The wine list was lengthy and had some excellent growers, but prices were firmly in territory matching Mayfair’s position on the Monopoly board. Prices started as low as £21 but quickly escalated, though at least the list ranged quite widely around the world. Example bottles were El Camino Tannat Merlot Cabernet 2011 at £21 for a wine that you can find in the high street for £7, Livio Pinot Grigio 2012 was £74 for a wine that retails at £22, and Flowers Chardonnay 2010 at £137 for a wine that will set you back £47 in a shop. The upper end of the list was no kinder: Penfolds Grange 2007 was £950 compared to a retail price of £342, a ridiculous mark-up.

Bread was bought-in but quite good, the white bread being nicely crusty and better than the brown (13/20). It came with a little dish of enjoyable rabbit paté, cornichons and chutney. Butternut squash soup with walnut pesto was not quite hot enough, lacked salt and did not have enough flavour, though a few walnuts in the soup gave a pleasant additional taste and made up a bit for the blandness of the squash (11/20). Much better was taglialeri with tomatoes and basil. The pasta was made fresh in the kitchen and had very good texture, the tomatoes had reasonable flavour and the basil was in balance (easily 14/20). It is not really a criticism, but the portion was huge, large for a main course, never mind a starter.

My wagyu beef burger featured a pleasant brioche bun, good beef from Nebraska that had plenty of flavour but was cooked for a little longer than I had asked. There were the usual onions and tomato, but the problem was a remarkably leathery slab of what seemed to be Cheddar that had barely been warmed through, let alone begun to melt, instead forming a congealed, hard layer. I put this unpleasantness to one side and found the burger otherwise enjoyable (12/20 if I ignore the cheese debacle, much lower if I do not). On the side were decent matchstick fries and unmemorable coleslaw. King crab salad with avocado featured shell-free fresh-tasting crab, good avocado and lettuce (13/20). Mash was also fine.

For dessert, doughnuts were disappointingly dense, reminiscent in texture of supermarket ones, and no amount of sugar coating would disguise the texture; these came with a couple of dips – chocolate and pistachio - which were fine. Homer Simpson would have been happy enough, but doughnuts can be much better than this (11/20).

A long-delayed chocolate soufflé had problems, with a leathery outside, and a liquid centre than was not quite cooked through in the centre, though the chocolate itself seemed to be of good quality (11/20), and the ice cream on the side was excellent (14/20). Coffee was Musetti and was quite nice. 

Service was well-meaning but somewhat dysfunctional. When we sat down the menus arrived in an unseemly flurry, but there was a lengthy gap while we waited to order, then waited some more, despite trying to get the waiter’s attention in what was far from a crowded room. Our waiter’s English was rather limited, and then there was an excessively very long wait for dessert.
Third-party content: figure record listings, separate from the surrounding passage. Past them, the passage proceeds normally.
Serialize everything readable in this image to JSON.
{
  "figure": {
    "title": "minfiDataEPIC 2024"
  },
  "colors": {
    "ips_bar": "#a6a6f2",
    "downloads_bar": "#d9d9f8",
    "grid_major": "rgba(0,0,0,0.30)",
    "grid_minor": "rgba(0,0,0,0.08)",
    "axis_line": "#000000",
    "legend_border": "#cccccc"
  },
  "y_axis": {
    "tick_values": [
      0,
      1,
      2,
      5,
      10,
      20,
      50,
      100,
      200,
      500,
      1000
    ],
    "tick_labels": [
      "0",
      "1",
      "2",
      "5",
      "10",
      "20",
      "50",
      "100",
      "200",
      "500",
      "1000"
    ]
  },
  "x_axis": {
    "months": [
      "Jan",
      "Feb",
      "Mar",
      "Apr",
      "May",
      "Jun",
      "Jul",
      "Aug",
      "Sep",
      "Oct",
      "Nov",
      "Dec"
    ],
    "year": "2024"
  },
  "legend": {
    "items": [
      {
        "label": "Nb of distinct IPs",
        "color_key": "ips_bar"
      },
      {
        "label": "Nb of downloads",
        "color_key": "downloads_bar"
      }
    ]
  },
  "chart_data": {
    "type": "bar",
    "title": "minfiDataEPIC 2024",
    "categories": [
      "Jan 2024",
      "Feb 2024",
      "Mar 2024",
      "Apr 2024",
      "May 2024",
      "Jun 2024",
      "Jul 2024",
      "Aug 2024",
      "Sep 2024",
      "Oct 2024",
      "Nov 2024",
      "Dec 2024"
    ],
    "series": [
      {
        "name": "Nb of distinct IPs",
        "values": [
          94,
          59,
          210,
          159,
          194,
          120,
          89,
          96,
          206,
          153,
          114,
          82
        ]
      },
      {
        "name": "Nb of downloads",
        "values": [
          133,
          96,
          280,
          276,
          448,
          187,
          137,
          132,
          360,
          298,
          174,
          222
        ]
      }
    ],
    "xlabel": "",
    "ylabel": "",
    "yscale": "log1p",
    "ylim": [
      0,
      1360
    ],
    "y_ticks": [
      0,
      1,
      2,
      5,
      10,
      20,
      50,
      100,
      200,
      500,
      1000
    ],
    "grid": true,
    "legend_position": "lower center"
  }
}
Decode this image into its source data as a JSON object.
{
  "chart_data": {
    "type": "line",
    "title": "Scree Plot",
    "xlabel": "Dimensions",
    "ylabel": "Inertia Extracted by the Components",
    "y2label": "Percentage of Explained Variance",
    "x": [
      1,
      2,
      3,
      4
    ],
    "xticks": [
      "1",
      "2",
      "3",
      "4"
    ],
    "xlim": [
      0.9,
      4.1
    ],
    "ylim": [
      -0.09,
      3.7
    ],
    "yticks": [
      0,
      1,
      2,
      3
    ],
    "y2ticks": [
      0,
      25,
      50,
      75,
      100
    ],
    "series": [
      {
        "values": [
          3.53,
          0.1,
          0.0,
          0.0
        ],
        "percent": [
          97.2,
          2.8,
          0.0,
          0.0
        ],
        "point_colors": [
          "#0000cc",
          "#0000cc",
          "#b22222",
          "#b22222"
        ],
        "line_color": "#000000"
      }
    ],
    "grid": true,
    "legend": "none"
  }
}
The more senior waiters/managers had a very pleasant manner, and without prompting removed some items from the bill that we had given feedback on. Despite this the tally came to over £50 a head with a fairly modest bottle of wine and no pre-dinner drinks. A more normal bill would come to around £75 a head. Overall Rextail felt like a work in progress, with too many kitchen slips and a less than smooth service operation, but this was already three months into operation, enough time to get past most opening glitches. Perhaps the meal would have been better if the head chef had actually been in the kitchen, but who knows. Overall the experience was too erratic to really recommend, especially given the high price point.